DatangNya menyuruk di dunia bercela;
Hati melenggong dan renik ‘morong dimasukiNya.

4. Ya Yesus, Momongan Betlehem, kunjungi kami kembali;
sucikanlah, masukilah yang mau menyambutMu.
Sudah kami dengarkan Berita mulia:
Kau beserta manusia kekal selamanya.

KJ. 95a GEMBALA WAKTU MALAM G’LAP
1. Gembala periode lilin lebah g’lap menjaga dombanya;
malaikat Halikuljabbar mendekat bercahya luhur.

2. Sabdanya, “Jangan kau gentar, tangkap suara beritaku,
sebab kesenangan besar kubawa bagimu!

3. T’lah lahir Jurus’lamatmu dan Yamtuan dunia,
yaitu Kristus, Tuhanmu. Inilah tandanya:

4. Di privat kandang dombamu jumoailah seg’ra
seorang Bayi yang lembut, palungan tempatNya.”

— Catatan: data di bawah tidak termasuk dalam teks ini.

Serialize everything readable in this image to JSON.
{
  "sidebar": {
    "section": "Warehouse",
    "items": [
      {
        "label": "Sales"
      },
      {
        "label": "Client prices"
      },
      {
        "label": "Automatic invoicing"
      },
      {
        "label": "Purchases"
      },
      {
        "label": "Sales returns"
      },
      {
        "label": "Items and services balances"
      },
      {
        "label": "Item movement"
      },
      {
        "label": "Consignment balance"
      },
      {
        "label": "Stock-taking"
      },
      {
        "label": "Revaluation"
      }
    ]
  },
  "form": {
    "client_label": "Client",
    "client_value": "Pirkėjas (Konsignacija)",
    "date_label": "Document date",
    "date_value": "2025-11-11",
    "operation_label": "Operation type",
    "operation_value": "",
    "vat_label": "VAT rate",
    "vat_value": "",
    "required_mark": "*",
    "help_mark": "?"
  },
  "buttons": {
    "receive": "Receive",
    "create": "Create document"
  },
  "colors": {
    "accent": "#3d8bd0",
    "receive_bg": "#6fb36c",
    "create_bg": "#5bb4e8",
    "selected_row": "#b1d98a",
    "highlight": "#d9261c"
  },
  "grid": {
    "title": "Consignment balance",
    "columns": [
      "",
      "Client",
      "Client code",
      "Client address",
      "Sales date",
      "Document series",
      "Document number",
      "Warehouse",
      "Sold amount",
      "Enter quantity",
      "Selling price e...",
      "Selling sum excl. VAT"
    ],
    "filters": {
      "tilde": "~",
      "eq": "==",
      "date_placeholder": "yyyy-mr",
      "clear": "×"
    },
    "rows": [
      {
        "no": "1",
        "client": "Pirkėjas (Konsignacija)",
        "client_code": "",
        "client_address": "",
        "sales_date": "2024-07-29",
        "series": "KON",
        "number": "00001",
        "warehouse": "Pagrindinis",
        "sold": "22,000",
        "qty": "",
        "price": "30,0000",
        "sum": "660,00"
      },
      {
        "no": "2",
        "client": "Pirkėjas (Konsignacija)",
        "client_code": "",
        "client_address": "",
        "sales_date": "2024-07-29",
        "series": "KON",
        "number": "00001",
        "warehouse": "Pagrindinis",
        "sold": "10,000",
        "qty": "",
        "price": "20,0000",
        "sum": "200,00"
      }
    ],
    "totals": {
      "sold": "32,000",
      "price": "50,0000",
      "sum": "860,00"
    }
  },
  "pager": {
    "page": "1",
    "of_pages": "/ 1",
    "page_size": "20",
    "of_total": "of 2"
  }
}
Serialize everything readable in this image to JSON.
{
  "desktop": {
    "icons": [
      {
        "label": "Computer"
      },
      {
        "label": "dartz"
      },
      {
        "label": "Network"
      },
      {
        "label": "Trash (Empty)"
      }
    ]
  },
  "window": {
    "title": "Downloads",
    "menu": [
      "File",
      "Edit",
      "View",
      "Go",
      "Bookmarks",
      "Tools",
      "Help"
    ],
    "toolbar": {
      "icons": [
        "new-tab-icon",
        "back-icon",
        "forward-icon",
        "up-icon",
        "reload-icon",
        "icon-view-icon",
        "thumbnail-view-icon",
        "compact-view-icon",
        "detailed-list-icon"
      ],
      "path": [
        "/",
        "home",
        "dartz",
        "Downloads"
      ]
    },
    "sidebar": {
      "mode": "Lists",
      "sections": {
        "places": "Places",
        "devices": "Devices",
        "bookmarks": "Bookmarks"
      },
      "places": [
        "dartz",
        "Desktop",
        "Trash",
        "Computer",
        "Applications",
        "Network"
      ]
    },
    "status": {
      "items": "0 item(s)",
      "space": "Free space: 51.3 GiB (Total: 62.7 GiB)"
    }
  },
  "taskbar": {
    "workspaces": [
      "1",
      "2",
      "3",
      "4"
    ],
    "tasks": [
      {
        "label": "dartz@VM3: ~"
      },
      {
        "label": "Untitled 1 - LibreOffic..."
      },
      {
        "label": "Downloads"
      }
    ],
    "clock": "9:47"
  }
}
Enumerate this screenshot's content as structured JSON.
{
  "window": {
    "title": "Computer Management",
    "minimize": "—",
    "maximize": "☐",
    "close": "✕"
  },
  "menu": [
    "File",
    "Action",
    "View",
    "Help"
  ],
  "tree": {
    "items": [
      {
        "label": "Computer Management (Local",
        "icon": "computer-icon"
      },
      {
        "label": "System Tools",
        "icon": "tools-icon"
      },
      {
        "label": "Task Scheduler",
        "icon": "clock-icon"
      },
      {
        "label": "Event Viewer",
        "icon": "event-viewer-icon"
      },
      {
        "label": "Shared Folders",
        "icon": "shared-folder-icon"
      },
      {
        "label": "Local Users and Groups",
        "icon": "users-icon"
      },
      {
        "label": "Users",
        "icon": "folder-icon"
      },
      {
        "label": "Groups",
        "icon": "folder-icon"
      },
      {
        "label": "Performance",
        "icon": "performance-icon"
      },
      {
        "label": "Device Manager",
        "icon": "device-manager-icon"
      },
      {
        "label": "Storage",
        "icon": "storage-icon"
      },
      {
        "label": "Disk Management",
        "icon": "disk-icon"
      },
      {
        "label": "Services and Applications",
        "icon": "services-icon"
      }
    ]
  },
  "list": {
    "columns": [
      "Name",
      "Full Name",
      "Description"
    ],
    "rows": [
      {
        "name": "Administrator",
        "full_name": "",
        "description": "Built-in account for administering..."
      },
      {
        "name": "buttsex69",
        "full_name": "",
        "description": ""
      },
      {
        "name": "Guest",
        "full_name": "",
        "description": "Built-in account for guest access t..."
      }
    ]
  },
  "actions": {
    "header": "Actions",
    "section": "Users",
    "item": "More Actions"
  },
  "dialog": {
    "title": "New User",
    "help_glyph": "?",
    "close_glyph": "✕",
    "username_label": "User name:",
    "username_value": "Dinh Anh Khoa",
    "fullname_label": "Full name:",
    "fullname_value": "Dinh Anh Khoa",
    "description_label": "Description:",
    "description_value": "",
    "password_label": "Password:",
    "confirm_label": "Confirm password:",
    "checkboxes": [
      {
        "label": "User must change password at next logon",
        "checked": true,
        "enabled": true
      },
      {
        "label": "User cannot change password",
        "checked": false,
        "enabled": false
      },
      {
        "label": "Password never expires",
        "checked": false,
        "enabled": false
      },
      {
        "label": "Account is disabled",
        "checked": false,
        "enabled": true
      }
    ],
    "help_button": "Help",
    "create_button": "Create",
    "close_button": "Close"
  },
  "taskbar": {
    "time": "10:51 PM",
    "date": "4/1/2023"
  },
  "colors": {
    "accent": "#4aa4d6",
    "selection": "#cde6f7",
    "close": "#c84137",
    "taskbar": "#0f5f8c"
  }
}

5. Dan start-menginjak tampaklah beberapa yang segara
malaikat dari sorga t’rang merinai bergemar:

6. “Ya Almalik, kemuliaanMu kekal selamanya,
membuat dunia penuh damai sejahtera.”

 KJ. 95b Gembala Hari Lilin batik G’LAP

Gembala waktu malam g’lap menjaga dombanya;
Malaikat Tuhan mendekat bercahya sani, bercahya mulia.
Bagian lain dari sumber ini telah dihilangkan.